Research Experience for Undergraduates, Math REU

Mathematics REU: TBA

We have an application in at the NSF to restart the program in Summer 2026. We will update this page as soon as we have more information. You may direct all inquiries to Dr. Maddie Dawsey (mdawsey@uttyler.edu).

Mentors and Subject Areas

Dr. Maddie Dawsey – Integer Partitions

In number theory, an integer partition is a way of writing an integer as a weakly decreasing sum of positive integers, and the partition function counts the number of partitions of each integer. For example, one partition of 5 is 3+2, and there are 7 different partitions of 5. The partition function has lots of interesting size, divisibility, and asymptotic properties and is applicable to many other areas of mathematics, including combinatorics, algebra, and representation theory. We will explore various properties of partition functions for partitions whose summands are restricted in certain ways.

Past REU projects include: REU 2022.

Dr. Pamela Delgado – Summability Theory

For this project, we will explore Summability Theory, which extends the concept of classical convergence to assign meaningful values to sequences that may be divergent in the usual sense. A key example is Cesàro averaging, where a bounded sequence is replaced by the sequence of arithmetic means of its initial segments; this agrees with ordinary limits when they exist, but can also “sum” sequences such as (1,0,1,0,…), which do not converge in the classical sense. Building on recent work generalizing the Cesàro operator to function spaces and studying fractional powers of this operator, we will pursue open questions such as: generalize other summability operators to function-space settings, define fractional powers for these operators for both sequences and functions, and investigate when such operators commute, enabling the construction of Banach limits invariant under their compositions.

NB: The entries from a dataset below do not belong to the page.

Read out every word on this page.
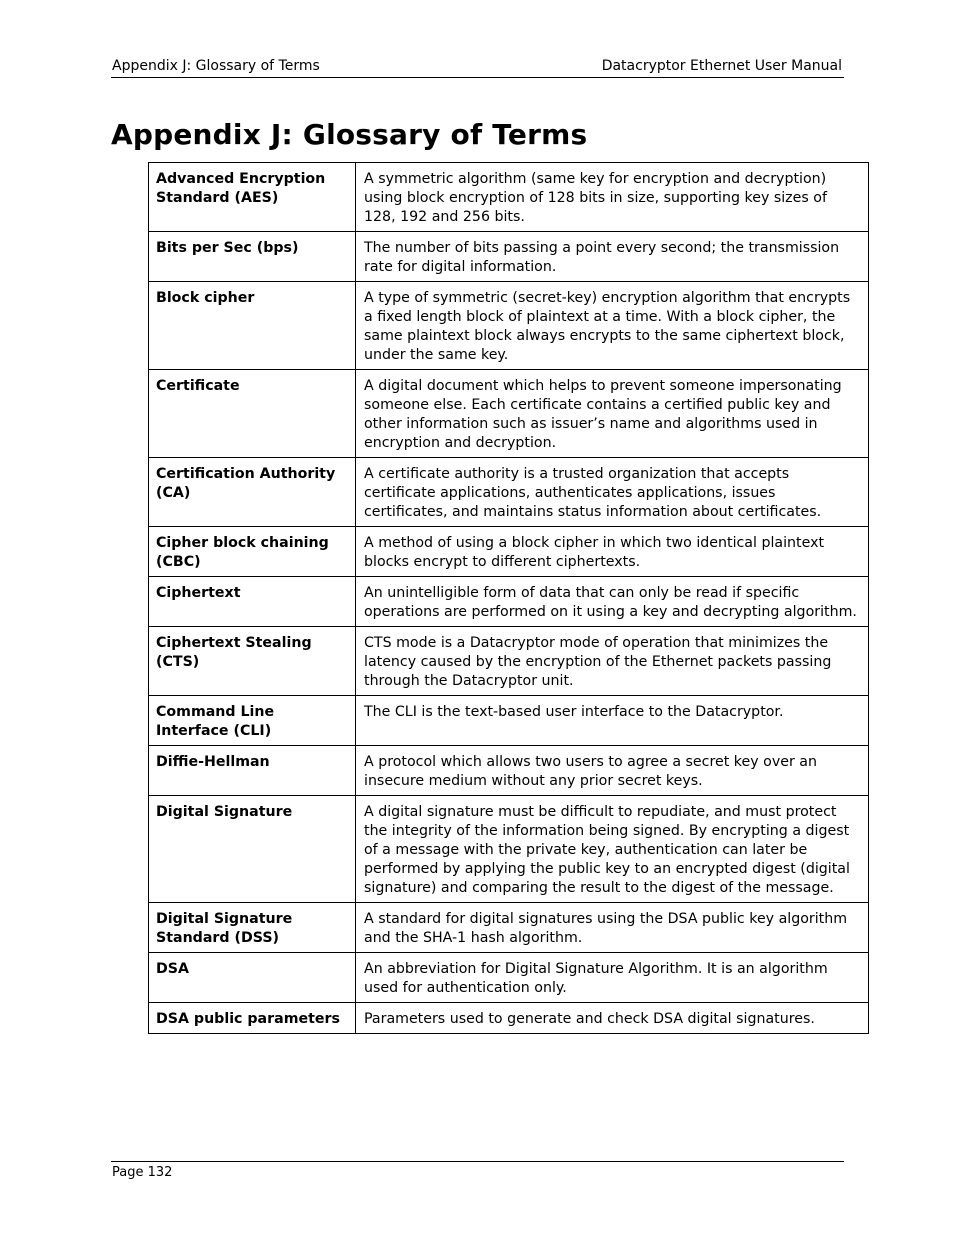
Appendix J: Glossary of Terms	Datacryptor Ethernet User Manual
Appendix J: Glossary of Terms
Advanced Encryption Standard (AES)	A symmetric algorithm (same key for encryption and decryption) using block encryption of 128 bits in size, supporting key sizes of 128, 192 and 256 bits.
Bits per Sec (bps)	The number of bits passing a point every second; the transmission rate for digital information.
Block cipher	A type of symmetric (secret-key) encryption algorithm that encrypts a fixed length block of plaintext at a time. With a block cipher, the same plaintext block always encrypts to the same ciphertext block, under the same key.
Certificate	A digital document which helps to prevent someone impersonating someone else. Each certificate contains a certified public key and other information such as issuer’s name and algorithms used in encryption and decryption.
Certification Authority (CA)	A certificate authority is a trusted organization that accepts certificate applications, authenticates applications, issues certificates, and maintains status information about certificates.
Cipher block chaining (CBC)	A method of using a block cipher in which two identical plaintext blocks encrypt to different ciphertexts.
Ciphertext	An unintelligible form of data that can only be read if specific operations are performed on it using a key and decrypting algorithm.
Ciphertext Stealing (CTS)	CTS mode is a Datacryptor mode of operation that minimizes the latency caused by the encryption of the Ethernet packets passing through the Datacryptor unit.
Command Line Interface (CLI)	The CLI is the text-based user interface to the Datacryptor.
Diffie-Hellman	A protocol which allows two users to agree a secret key over an insecure medium without any prior secret keys.
Digital Signature	A digital signature must be difficult to repudiate, and must protect the integrity of the information being signed. By encrypting a digest of a message with the private key, authentication can later be performed by applying the public key to an encrypted digest (digital signature) and comparing the result to the digest of the message.
Digital Signature Standard (DSS)	A standard for digital signatures using the DSA public key algorithm and the SHA-1 hash algorithm.
DSA	An abbreviation for Digital Signature Algorithm. It is an algorithm used for authentication only.
DSA public parameters	Parameters used to generate and check DSA digital signatures.
Page 132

Dr. Joseph Vandehey – Continued Fractions

Continued fractions are an alternative to decimal expansions that encode additional information about how best to approximate the number by rationals. While the study of continued fractions over the reals is centuries old, far less is known about continued fractions of higher-dimensional spaces, like complex numbers, the quaternions, or — dare we even mention it — the octonions. In this project, we will investigate a well-known property of real continued fractions that is known to break for complex numbers.

Program Benefits

• A stipend of $5,600 for the eight-week program.
• Some travel funding to Tyler and partial funding to attend a national conference.
• Free on-campus housing at the Patriot Village or Eagle's Landing apartments, only a short walk from the mathematics department facilities in Ratliff Building North.
• Work daily with faculty during the research experience.
• Learn how to write and typeset a professional mathematics article using LaTeX.
• Learn how to prepare and deliver an excellent talk on mathematics.
• Participate in fun team-building social activities. Past activities have included:
  • Outdoor activities (disc golf, soccer, and a picnic at Tyler State Park).
  • A swamp boat tour of Caddo Lake.
  • A trip to Dallas to visit the arts district and watch a baseball game.